GenFem explores embodied experiences of gender, feminism, and solidarity in Northern Ireland (NI) through the context of performance. This practice-as-research (PaR) project is underpinned by the fundamental assertion of the value of embodied knowledge as a refusal of the silence and shame imposed on feminised bodies and as a means of engaging with the complexity of identity and experiences in NI beyond a religio-ethnic binary. As NI emerges into a post-conflict period, scholars need to engage with complex multiplicities of intersectional experience. GenFem expands discussion of identity by attending to gender and generation through embodied knowledge, as well as engaging with feminism as a force for change in NI.
Political instability in NI is exacerbated by power-sharing mechanisms put in place following the 1998 Good Friday Agreement and rooted in ethno-national division. There is also a conflictual binary at the heart of sustained media focus on generational tensions: e.g. the supposed feud between Baby Boomers and ‘snowflake’ Millennials, with the belittling generational label ‘Ceasefire Babies’ used in NI to describe those born after 1998.

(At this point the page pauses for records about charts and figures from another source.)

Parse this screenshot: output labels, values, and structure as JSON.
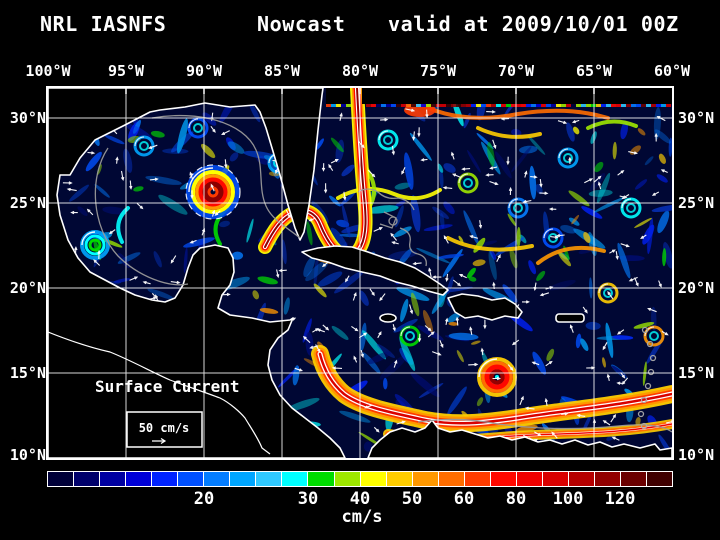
{
  "title": {
    "model": "NRL IASNFS",
    "product": "Nowcast",
    "valid": "valid at 2009/10/01 00Z"
  },
  "axes": {
    "lon_labels": [
      "100°W",
      "95°W",
      "90°W",
      "85°W",
      "80°W",
      "75°W",
      "70°W",
      "65°W",
      "60°W"
    ],
    "lat_labels": [
      "30°N",
      "25°N",
      "20°N",
      "15°N",
      "10°N"
    ]
  },
  "legend": {
    "title": "Surface Current",
    "scale_value": "50 cm/s"
  },
  "colorbar": {
    "unit": "cm/s",
    "tick_labels": [
      "20",
      "30",
      "40",
      "50",
      "60",
      "80",
      "100",
      "120"
    ],
    "tick_cell_boundaries": [
      6,
      10,
      12,
      14,
      16,
      18,
      20,
      22
    ],
    "cell_colors": [
      "#000038",
      "#00006b",
      "#0000a2",
      "#0000d8",
      "#0023ff",
      "#0050ff",
      "#047dff",
      "#00a6ff",
      "#2fc9ff",
      "#00ffff",
      "#00dc00",
      "#9ee800",
      "#ffff00",
      "#ffcd00",
      "#ff9800",
      "#ff6d00",
      "#ff3c00",
      "#ff0800",
      "#f10000",
      "#d90000",
      "#b60000",
      "#920000",
      "#6b0000",
      "#3f0000"
    ]
  },
  "palette_roles": {
    "page_background": "#000000",
    "ocean_background": "#000734",
    "land": "#000000",
    "coastline": "#ffffff",
    "bathymetry_contour": "#999999",
    "grid_lines": "#ffffff",
    "frame": "#ffffff",
    "text": "#ffffff"
  }
}
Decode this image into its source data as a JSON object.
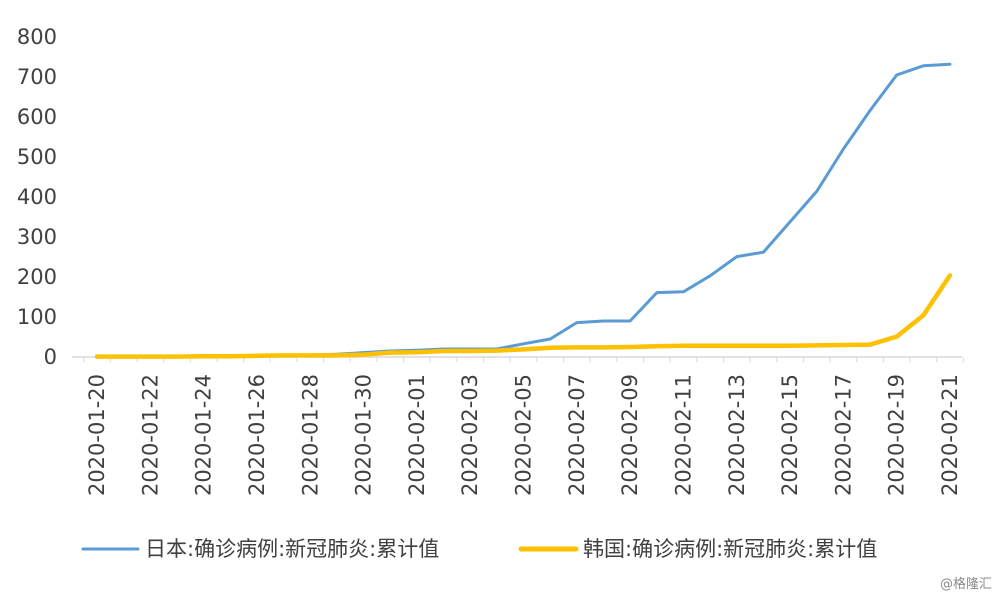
{
  "chart_data": {
    "type": "line",
    "title": "",
    "xlabel": "",
    "ylabel": "",
    "ylim": [
      0,
      800
    ],
    "yticks": [
      0,
      100,
      200,
      300,
      400,
      500,
      600,
      700,
      800
    ],
    "grid": false,
    "legend_position": "bottom",
    "x": [
      "2020-01-20",
      "2020-01-21",
      "2020-01-22",
      "2020-01-23",
      "2020-01-24",
      "2020-01-25",
      "2020-01-26",
      "2020-01-27",
      "2020-01-28",
      "2020-01-29",
      "2020-01-30",
      "2020-01-31",
      "2020-02-01",
      "2020-02-02",
      "2020-02-03",
      "2020-02-04",
      "2020-02-05",
      "2020-02-06",
      "2020-02-07",
      "2020-02-08",
      "2020-02-09",
      "2020-02-10",
      "2020-02-11",
      "2020-02-12",
      "2020-02-13",
      "2020-02-14",
      "2020-02-15",
      "2020-02-16",
      "2020-02-17",
      "2020-02-18",
      "2020-02-19",
      "2020-02-20",
      "2020-02-21"
    ],
    "xtick_labels": [
      "2020-01-20",
      "2020-01-22",
      "2020-01-24",
      "2020-01-26",
      "2020-01-28",
      "2020-01-30",
      "2020-02-01",
      "2020-02-03",
      "2020-02-05",
      "2020-02-07",
      "2020-02-09",
      "2020-02-11",
      "2020-02-13",
      "2020-02-15",
      "2020-02-17",
      "2020-02-19",
      "2020-02-21"
    ],
    "series": [
      {
        "name": "日本:确诊病例:新冠肺炎:累计值",
        "color": "#5b9bd5",
        "values": [
          1,
          1,
          1,
          1,
          2,
          3,
          4,
          4,
          5,
          7,
          11,
          15,
          17,
          20,
          20,
          20,
          33,
          45,
          86,
          90,
          90,
          161,
          163,
          203,
          251,
          262,
          338,
          414,
          520,
          616,
          705,
          728,
          732
        ]
      },
      {
        "name": "韩国:确诊病例:新冠肺炎:累计值",
        "color": "#ffc000",
        "values": [
          1,
          1,
          1,
          1,
          2,
          2,
          3,
          4,
          4,
          4,
          6,
          11,
          12,
          15,
          15,
          16,
          19,
          23,
          24,
          24,
          25,
          27,
          28,
          28,
          28,
          28,
          28,
          29,
          30,
          31,
          51,
          104,
          204
        ]
      }
    ]
  },
  "watermark": "@格隆汇"
}
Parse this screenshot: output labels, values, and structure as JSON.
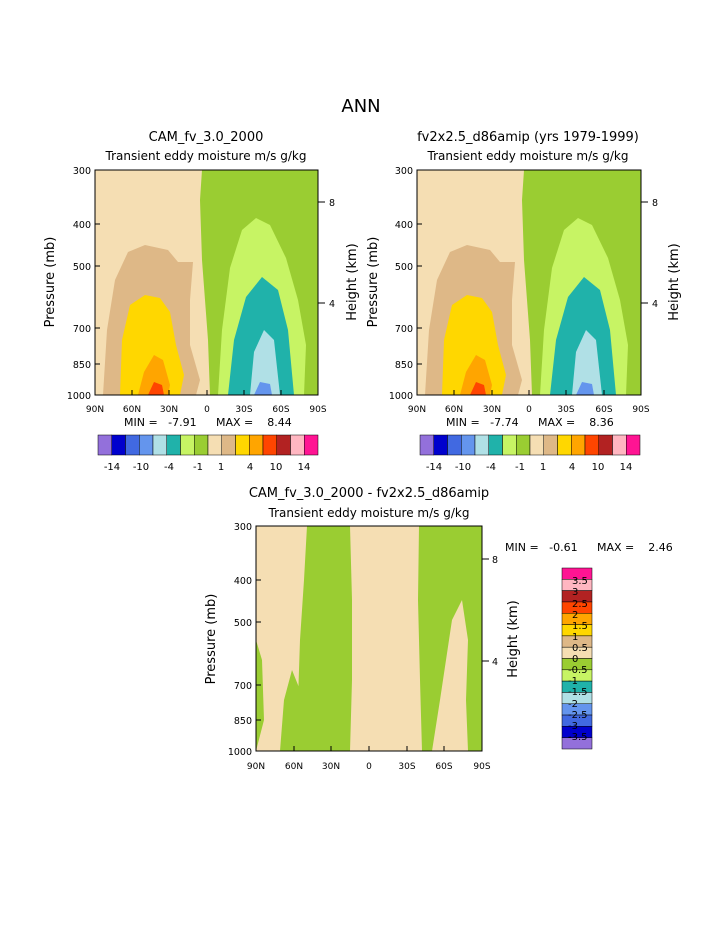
{
  "page_title": "ANN",
  "palette": {
    "tan_bg": "#f5deb3",
    "tan_dark": "#deb887",
    "yellow": "#ffd700",
    "amber": "#ffa500",
    "orange": "#ff4500",
    "red": "#b22222",
    "green": "#9acd32",
    "light_green": "#c7f464",
    "teal": "#20b2aa",
    "light_blue": "#b0e0e6",
    "mid_blue": "#6495ed"
  },
  "chart_data": [
    {
      "type": "contour",
      "title": "CAM_fv_3.0_2000",
      "subtitle": "Transient eddy moisture m/s g/kg",
      "ylabel": "Pressure (mb)",
      "ylabel_right": "Height (km)",
      "yticks": [
        "300",
        "400",
        "500",
        "700",
        "850",
        "1000"
      ],
      "yticks_right": [
        "8",
        "4"
      ],
      "xticks": [
        "90N",
        "60N",
        "30N",
        "0",
        "30S",
        "60S",
        "90S"
      ],
      "min_text": "MIN =   -7.91",
      "max_text": "MAX =    8.44",
      "colorbar_ticks": [
        "-14",
        "-10",
        "-4",
        "-1",
        "1",
        "4",
        "10",
        "14"
      ],
      "colorbar_colors": [
        "#9370db",
        "#0000cd",
        "#4169e1",
        "#6495ed",
        "#b0e0e6",
        "#20b2aa",
        "#c7f464",
        "#9acd32",
        "#f5deb3",
        "#deb887",
        "#ffd700",
        "#ffa500",
        "#ff4500",
        "#b22222",
        "#ffb6c1",
        "#ff1493"
      ]
    },
    {
      "type": "contour",
      "title": "fv2x2.5_d86amip (yrs 1979-1999)",
      "subtitle": "Transient eddy moisture m/s g/kg",
      "ylabel": "Pressure (mb)",
      "ylabel_right": "Height (km)",
      "yticks": [
        "300",
        "400",
        "500",
        "700",
        "850",
        "1000"
      ],
      "yticks_right": [
        "8",
        "4"
      ],
      "xticks": [
        "90N",
        "60N",
        "30N",
        "0",
        "30S",
        "60S",
        "90S"
      ],
      "min_text": "MIN =   -7.74",
      "max_text": "MAX =    8.36",
      "colorbar_ticks": [
        "-14",
        "-10",
        "-4",
        "-1",
        "1",
        "4",
        "10",
        "14"
      ],
      "colorbar_colors": [
        "#9370db",
        "#0000cd",
        "#4169e1",
        "#6495ed",
        "#b0e0e6",
        "#20b2aa",
        "#c7f464",
        "#9acd32",
        "#f5deb3",
        "#deb887",
        "#ffd700",
        "#ffa500",
        "#ff4500",
        "#b22222",
        "#ffb6c1",
        "#ff1493"
      ]
    },
    {
      "type": "contour",
      "title": "CAM_fv_3.0_2000 - fv2x2.5_d86amip",
      "subtitle": "Transient eddy moisture m/s g/kg",
      "ylabel": "Pressure (mb)",
      "ylabel_right": "Height (km)",
      "yticks": [
        "300",
        "400",
        "500",
        "700",
        "850",
        "1000"
      ],
      "yticks_right": [
        "8",
        "4"
      ],
      "xticks": [
        "90N",
        "60N",
        "30N",
        "0",
        "30S",
        "60S",
        "90S"
      ],
      "min_text": "MIN =   -0.61",
      "max_text": "MAX =    2.46",
      "legend_labels": [
        "3.5",
        "3",
        "2.5",
        "2",
        "1.5",
        "1",
        "0.5",
        "0",
        "-0.5",
        "-1",
        "-1.5",
        "-2",
        "-2.5",
        "-3",
        "-3.5"
      ],
      "legend_colors": [
        "#ff1493",
        "#ffb6c1",
        "#b22222",
        "#ff4500",
        "#ffa500",
        "#ffd700",
        "#deb887",
        "#f5deb3",
        "#9acd32",
        "#c7f464",
        "#20b2aa",
        "#b0e0e6",
        "#6495ed",
        "#4169e1",
        "#0000cd",
        "#9370db"
      ]
    }
  ]
}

For GenFem, researcher Shonagh Hill devised intergenerational somatic movement workshops for women living in NI with Belfast-based company, Maiden Voyage Dance. These workshops developed body-mind integration and reflection, offering participants opportunities to explore their embodied knowledge, discovering the histories in and of their bodies, and investigating the embodied experiences of different generations of women in NI. The structure of the workshops emphasised the creative agency of participants as they ‘wrote’ their embodied histories through movement (Susan Foster, 1995).
Objectives:
WP1: (i) examine embodied experiences of different generations of women in NI (ii) address their relationship to feminism (both movements and ideas circulating within culture), and how the context and legacy of decades of civil violence in NI, and international debate around women’s issues (e.g. #metoo, rape culture, reproductive rights) has shaped gendered experience.
WP2: investigate working practices that address tensions and solidarities of intergenerational relationships. Building on a strong tradition of political engagement through women’s coalitional work in NI (e.g. Peace People (est. 1976); NI Women’s Coalition (est. 1996)), develop and deliver workshops with Maiden Voyage Dance that are open to public participation.
WP3 objectives: (i) investigate an archive of women’s theatre and performance in NI as a means of housing a network of intergenerational relationships. Create an audio tour, ‘Holding the Past: An Archival Encounter’, in response to the Linen Hall’s extraORDINARY Women exhibition (2021), facilitating the listener’s engagement with how archives shape the past and as an intergenerational space. (ii) Acquisition of new practice-led research skills and movement methodologies training from supervisor, Aoife McGrath. This training was applied to the project’s 3 work packages, supporting cultural industry/institution collaboration (Maiden Voyage, Linen Hall Library), as well as hands-on engagement for diverse non-scientific audiences. (iii) Application of these new skills to teaching practice through development and delivery of a PaR module for students in Drama (QUB).
The key finding of the 2021 workshops was that generational differences and tensions are exaggerated, and that they are not insurmountable. Both the 2021 and 2022 workshops underlined the importance of reassessing structures used to tell histories and shape relations. Telling histories (feminist and Northern Irish) through generational models upholds patriarchal structures, sows division, and excludes non-mainstream experiences and narratives. The combination of the overstatement of generations with a model of conflictual binaries (e.g. mother/ daughter, during/after the Troubles) perpetuates conflict and over-simplifies, resulting in the loss of more complex histories. Moreover, within the context of NI, conflictual binaries serve to divert and stall progressive forces for change. Through refusal of both conflictual binaries and linearity, intergenerational and intersectional models generate more complex ways of telling feminist histories. Many participants expressed how empowering it was to express their lived experiences with different generations: ‘[it] feels transformational’.